Sound like a nightmare come true during cold season? Maybe. But it’s also a TV commercial by Adams Respiratory Therapeutics for its Mucinex medicine.
It’s not your mind playing tricks on you. These days, ads seem to be getting grosser by the minute, from Mucinex’s slimy Mr. Mucus character to the heartburn-and-diarrhea jingle and dance created for Procter & Gamble’s Pepto-Bismol commercials. The ads push the limits of decency and threaten to make you lose your lunch, but they’re also quite successful.
“There are a lot of good commercials … but having said that, do we really remember the brand name and what it’s all about?” said Mike Bernacchi, a marketing professor at the University of Detroit Mercy. “Any commercial that makes its mark and can be remembered gets over its first hurdle.”
In the case of Mucinex, Mr. Mucus, a computer-generated, slimy, stocky green glob with a raspy voice, helped increase consumer awareness of the drug when the character was introduced in 2004. According to a recent USA Today Ad Track survey, 23 percent of respondents considered the ads very effective, compared with the industry average of 21 percent.
Adams says the mucus blob is a big reason sales of the medicine, which uses the slogan “Mucinex in, mucus out,” were up 75 percent to $63.2 million for the quarter ended Dec. 31.
Adams has five commercials featuring Mr. Mucus as he moves his belongings into the bodies of unsuspecting cold victims. In the latest ads, called “Dance to the Mucus,” a congested woman wonders what’s going on in her sinuses as Mr. Mucus and his friends dance in a conga line inside them. Later, she blows them into a tissue. People can view the commercials at www.mucinex.com.
“Mucinex is a really effective product, and when it’s taken in the correct dosages, there’s nothing like it,” said M’lou Arnett, Adams’ vice president of marketing. “But the change in our sales when we turned on advertising indicates that the Mr. Mucus advertising resonates with consumers.”
For its part, P&G’s Pepto-Bismol has been airing commercials since 2004 featuring its Dance Lineup campaign.
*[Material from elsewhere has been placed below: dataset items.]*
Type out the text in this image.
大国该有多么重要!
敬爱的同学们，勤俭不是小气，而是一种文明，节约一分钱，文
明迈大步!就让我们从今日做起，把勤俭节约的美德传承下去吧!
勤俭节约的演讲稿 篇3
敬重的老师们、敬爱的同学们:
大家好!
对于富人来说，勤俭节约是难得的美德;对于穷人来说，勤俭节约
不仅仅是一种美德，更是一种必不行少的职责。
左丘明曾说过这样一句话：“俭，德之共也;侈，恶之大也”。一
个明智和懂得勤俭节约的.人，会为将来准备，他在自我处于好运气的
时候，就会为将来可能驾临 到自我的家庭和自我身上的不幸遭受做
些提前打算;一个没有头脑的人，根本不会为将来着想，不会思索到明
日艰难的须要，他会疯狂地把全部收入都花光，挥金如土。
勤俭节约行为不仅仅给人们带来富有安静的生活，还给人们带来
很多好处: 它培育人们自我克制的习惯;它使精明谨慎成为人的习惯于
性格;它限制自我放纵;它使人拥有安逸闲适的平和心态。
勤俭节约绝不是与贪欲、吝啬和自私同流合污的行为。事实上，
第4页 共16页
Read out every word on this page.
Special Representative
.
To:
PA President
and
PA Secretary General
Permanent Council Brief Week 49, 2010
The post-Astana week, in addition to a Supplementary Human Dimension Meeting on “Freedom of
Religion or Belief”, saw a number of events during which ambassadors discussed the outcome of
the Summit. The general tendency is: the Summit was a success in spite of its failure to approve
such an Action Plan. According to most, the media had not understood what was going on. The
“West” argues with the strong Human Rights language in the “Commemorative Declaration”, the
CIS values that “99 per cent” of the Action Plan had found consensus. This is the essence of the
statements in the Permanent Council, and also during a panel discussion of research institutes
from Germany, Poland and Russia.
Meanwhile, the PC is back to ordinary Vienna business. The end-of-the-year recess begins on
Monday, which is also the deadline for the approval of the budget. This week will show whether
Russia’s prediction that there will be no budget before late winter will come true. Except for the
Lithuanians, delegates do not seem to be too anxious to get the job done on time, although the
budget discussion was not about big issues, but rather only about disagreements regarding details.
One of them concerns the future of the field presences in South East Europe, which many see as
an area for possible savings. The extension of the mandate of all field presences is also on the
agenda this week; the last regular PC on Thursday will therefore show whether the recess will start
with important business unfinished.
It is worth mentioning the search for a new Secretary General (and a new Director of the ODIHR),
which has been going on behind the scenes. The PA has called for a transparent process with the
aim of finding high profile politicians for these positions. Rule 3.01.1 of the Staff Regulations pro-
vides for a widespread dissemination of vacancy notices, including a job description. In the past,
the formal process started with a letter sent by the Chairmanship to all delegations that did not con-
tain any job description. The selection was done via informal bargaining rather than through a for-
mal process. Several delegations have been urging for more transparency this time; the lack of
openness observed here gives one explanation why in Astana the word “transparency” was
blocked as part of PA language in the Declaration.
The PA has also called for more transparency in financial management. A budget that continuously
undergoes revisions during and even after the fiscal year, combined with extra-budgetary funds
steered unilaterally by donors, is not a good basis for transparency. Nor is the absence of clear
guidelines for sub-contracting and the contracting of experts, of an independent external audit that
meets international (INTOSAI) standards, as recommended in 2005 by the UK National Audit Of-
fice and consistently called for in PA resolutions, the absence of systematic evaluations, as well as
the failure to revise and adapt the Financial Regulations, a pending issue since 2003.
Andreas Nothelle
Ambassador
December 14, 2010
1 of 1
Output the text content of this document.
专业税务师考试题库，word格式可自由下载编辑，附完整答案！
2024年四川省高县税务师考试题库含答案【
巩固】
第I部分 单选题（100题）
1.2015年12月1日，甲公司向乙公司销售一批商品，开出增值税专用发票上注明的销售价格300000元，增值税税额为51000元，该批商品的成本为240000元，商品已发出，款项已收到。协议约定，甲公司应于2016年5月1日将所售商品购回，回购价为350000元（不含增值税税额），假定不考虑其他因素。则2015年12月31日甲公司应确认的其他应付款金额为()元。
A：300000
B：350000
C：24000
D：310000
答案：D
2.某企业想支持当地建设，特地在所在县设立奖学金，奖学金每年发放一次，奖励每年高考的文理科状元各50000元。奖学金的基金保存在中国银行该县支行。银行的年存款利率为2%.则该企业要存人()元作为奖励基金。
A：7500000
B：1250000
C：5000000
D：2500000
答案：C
The commercials feature adults and children singing a catchy song about various stomach and digestive ailments and doing descriptive dances that simulate uncomfortable conditions like a sour stomach and acid indigestion.
One commercial, created by Publicis Worldwide, shows different people performing dance moves that involve rubbing their stomachs and putting their hands on their backsides as if to stop something from escaping. Other TV ads show basketball players, little girl ballerinas and even elves doing the same kinds of moves.
On its Web site, www.peptobismol.com, the company takes the campaign a step further by allowing visitors to make characters they choose from a lineup complete various dance gestures using the Pepto-Bismol Dance Machine.
“Either people absolutely love it or love to hate it,” said Crystal Harrell, a P&G spokeswoman, noting that, either way, it “sticks in your head.”
Meanwhile, in commercials since 2003 for its prescription Lamisil tablets, Novartis Pharmaceuticals Corp. has featured a nail fungi organism named Digger the Dermatophyte who claws his way under a toenail and turns it thick, flaky and yellowish.
The angry-looking creature, which has a tail and a sinister voice, brings his fungi friends to dig and party under nails as well.
On the company’s Web site, www.lamisil.com, potential customers can learn about the nail fungus infection called “onychomycosis” and also read a detailed story about how Digger made himself comfy under a victim’s toenails even as over-the-counter medicines failed to work. “I’m outta here,” he says finally after being defeated by Lamisil.
“The campaign has been successful,” said Joan Harmeyer, a Novartis spokeswoman. “It’s given people an avenue to go to find if they have the disease.”